With arrays taken care of by the first rule, the second rule makes sure that all the standard containers as well as all the user-defined ones that follow the standard sequence interface will work with range-based for
out of the box. For example, in ODB (an ORM for C++), we have the container-like result
class template which allows iteration over the query result. Because it has the standard sequence interface with a forward iterator, we didn’t have to do anything extra to make it work with range-based for
.
The last rule (the fallback to the free-standing begin()
and end()
functions) allows us to non-invasively adapt an existing container to the range-based for
loop interface.
You may be wondering why did the standard explicitly add the std
namespace to ADL in the last rule? That’s a good question since the implementations provided in std
simply call the corresponding member functions (which, if existed, would have satisfied the second rule). My guess is that it allows for a single place where a custom container can be adapted to the standard interface by specializing std::begin()
and std::end()
.
The last interesting bit is the declaration (line 8). If we specified the type explicitly, then things are pretty straightforward. However, we can also let the compiler deduce the type for us, for example:
std::vector<int> v = {1, 2, 3, 5, 7, 11}; for (auto x: v) ...;
When automatic type deduction is used, generally, the resulting type will be the type of the *(__range.begin())
or *(begin(__range))
expression. When standard containers are used, however, the type will be const
element type when __range
is const
and we are forming a reference and just the element type otherwise. For example:
std::vector<int> v = {1, 2, 3, 5, 7, 11}; const std::vector<int> cv = {1, 2, 3, 5, 7, 11}; for (auto x: v) // x is int ...; for (auto x: cv) // x is int ...; for (auto& x: v) // x is int& ...; for (auto& x: cv) // x is const int& ...;
Another thing to note is the caching of the end iterator which makes the range-based for
as efficient as what we could have written ourselves. There is, however, no provision for handling cases where the container is modified during iteration, unless iterator stability is guaranteed.
While the range-based for
loop only supports straight iteration, it is easy to add support for reverse iteration with a simple adapter.
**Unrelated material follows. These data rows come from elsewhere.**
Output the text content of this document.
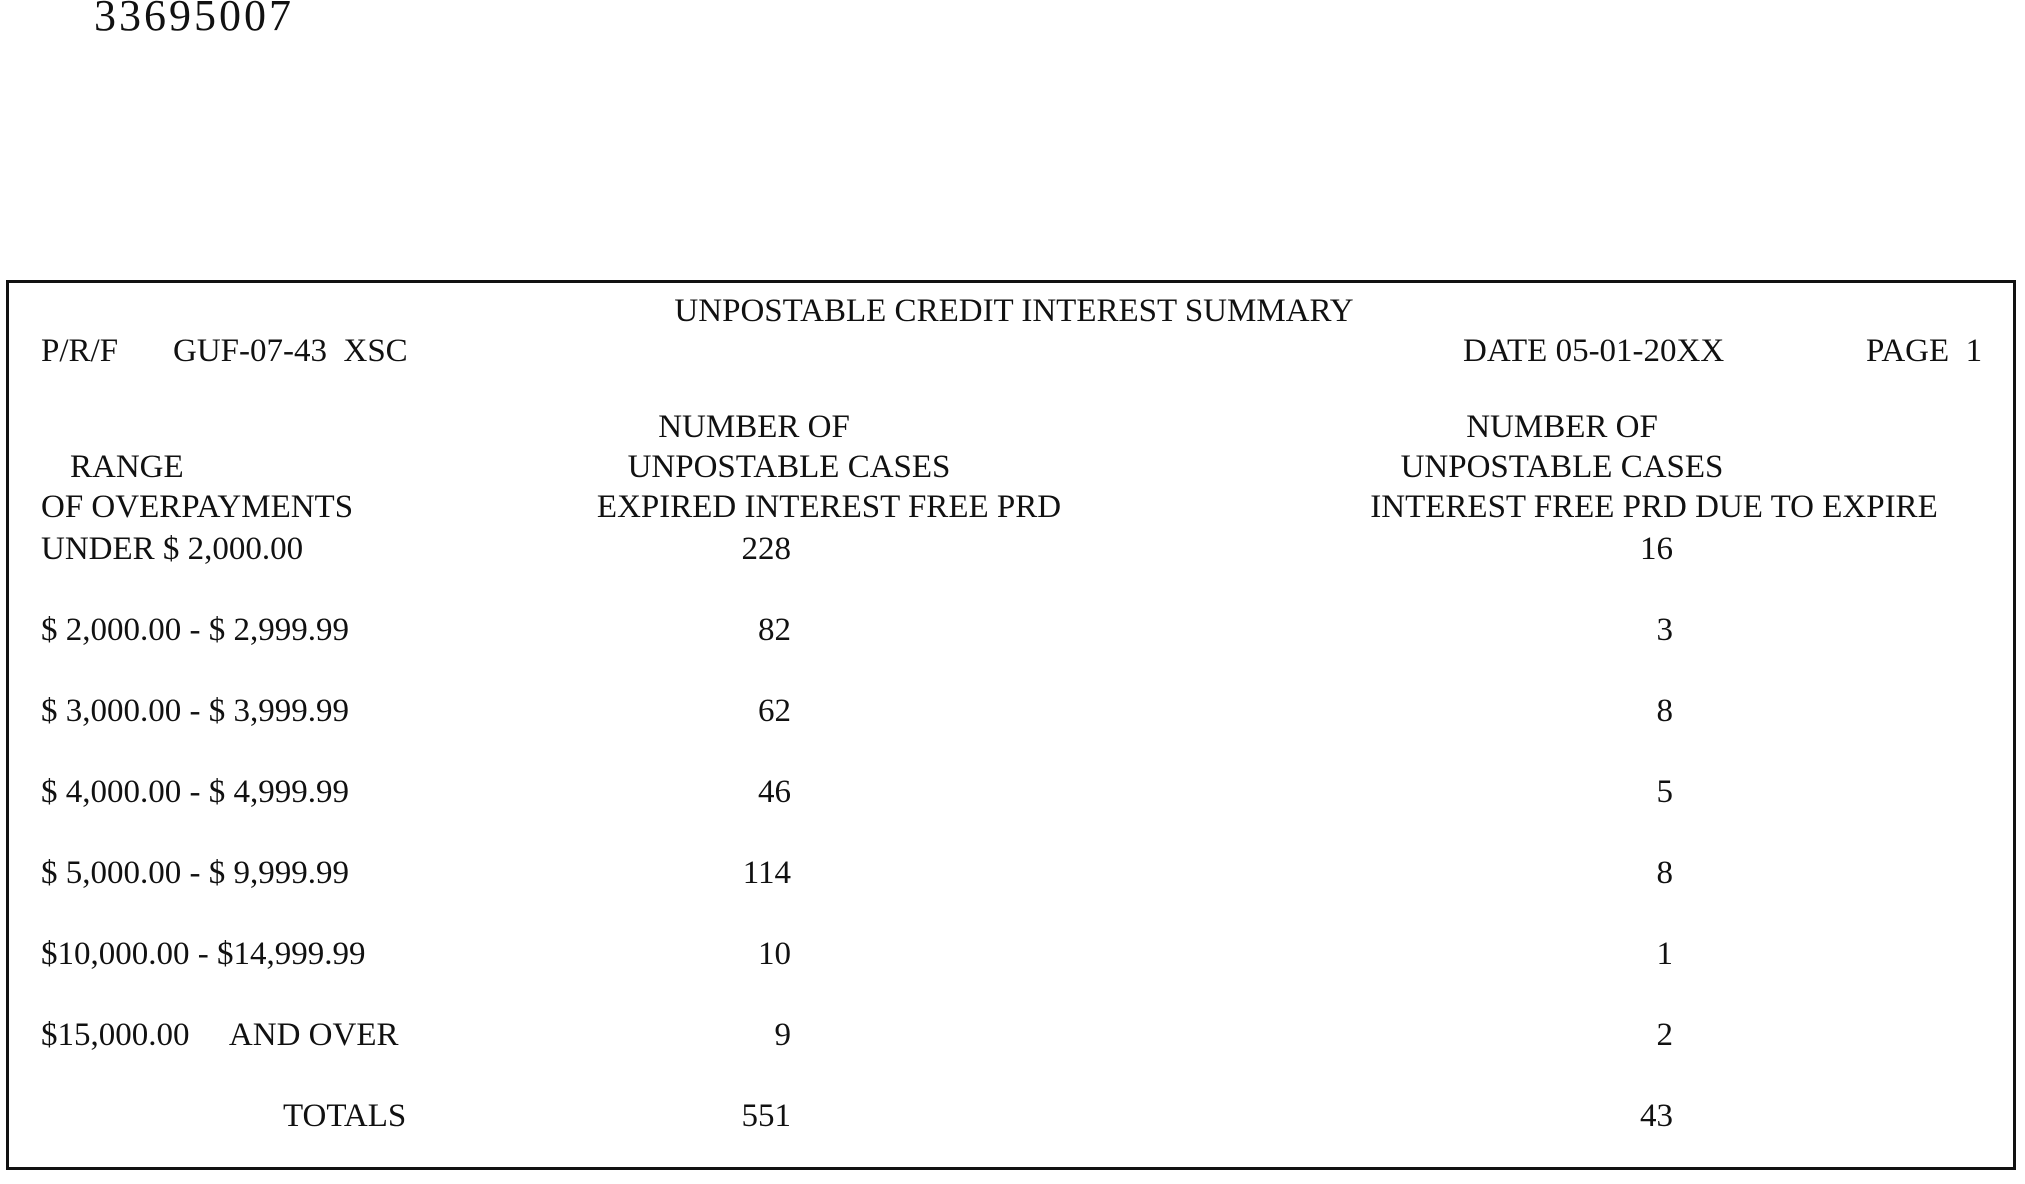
33695007
UNPOSTABLE CREDIT INTEREST SUMMARY
P/R/F GUF-07-43  XSC	DATE 05-01-20XX	PAGE  1
RANGE
OF OVERPAYMENTS
NUMBER OF
UNPOSTABLE CASES
EXPIRED INTEREST FREE PRD
NUMBER OF
UNPOSTABLE CASES
INTEREST FREE PRD DUE TO EXPIRE
UNDER $ 2,000.00	228	16
$ 2,000.00 - $ 2,999.99	82	3
$ 3,000.00 - $ 3,999.99	62	8
$ 4,000.00 - $ 4,999.99	46	5
$ 5,000.00 - $ 9,999.99	114	8
$10,000.00 - $14,999.99	10	1
$15,000.00     AND OVER	9	2
TOTALS	551	43
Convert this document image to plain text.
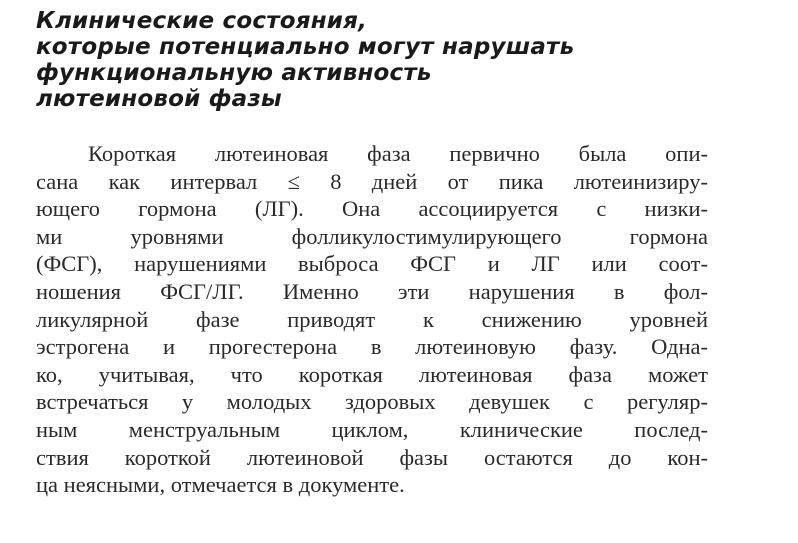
Клинические состояния,
которые потенциально могут нарушать
функциональную активность
лютеиновой фазы

Короткая лютеиновая фаза первично была опи-
сана как интервал ≤ 8 дней от пика лютеинизиру-
ющего гормона (ЛГ). Она ассоциируется с низки-
ми уровнями фолликулостимулирующего гормона
(ФСГ), нарушениями выброса ФСГ и ЛГ или соот-
ношения ФСГ/ЛГ. Именно эти нарушения в фол-
ликулярной фазе приводят к снижению уровней
эстрогена и прогестерона в лютеиновую фазу. Однa-
ко, учитывая, что короткая лютеиновая фаза может
встречаться у молодых здоровых девушек с регуляр-
ным менструальным циклом, клинические послед-
ствия короткой лютеиновой фазы остаются до кон-
ца неясными, отмечается в документе.
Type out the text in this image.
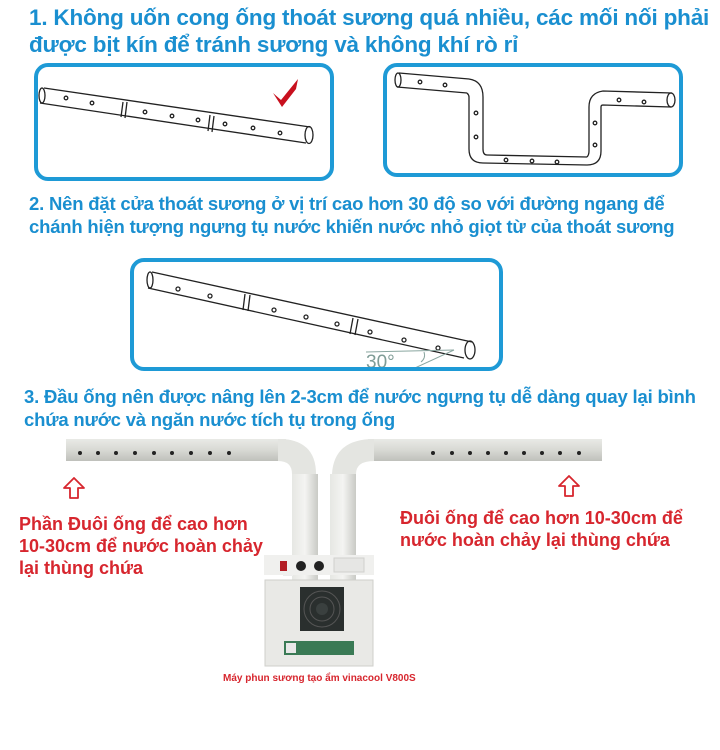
1. Không uốn cong ống thoát sương quá nhiều, các mối nối phải được bịt kín để tránh sương và không khí rò rỉ
2. Nên đặt cửa thoát sương ở vị trí cao hơn 30 độ so với đường ngang để chánh hiện tượng ngưng tụ nước khiến nước nhỏ giọt từ của thoát sương
30°
3. Đầu ống nên được nâng lên 2-3cm để nước ngưng tụ dễ dàng quay lại bình chứa nước và ngăn nước tích tụ trong ống
Phần Đuôi ống để cao hơn 10-30cm để nước hoàn chảy lại thùng chứa
Đuôi ống để cao hơn 10-30cm để nước hoàn chảy lại thùng chứa
Máy phun sương tạo ẩm vinacool V800S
In fact, it is strange that something like this is not part of the standard library:
template <typename T> struct reverse_range { private: T& x_; public: reverse_range (T& x): x_ (x) {} auto begin () const -> decltype (this->x_.rbegin ()) { return x_.rbegin (); } auto end () const -> decltype (this->x_.rend ()) { return x_.rend (); } }; template <typename T> reverse_range<T> reverse_iterate (T& x) { return reverse_range<T> (x); } std::vector<int> v = {1, 2, 3, 5, 7, 11}; for (auto x: reverse_iterate (v)) ...;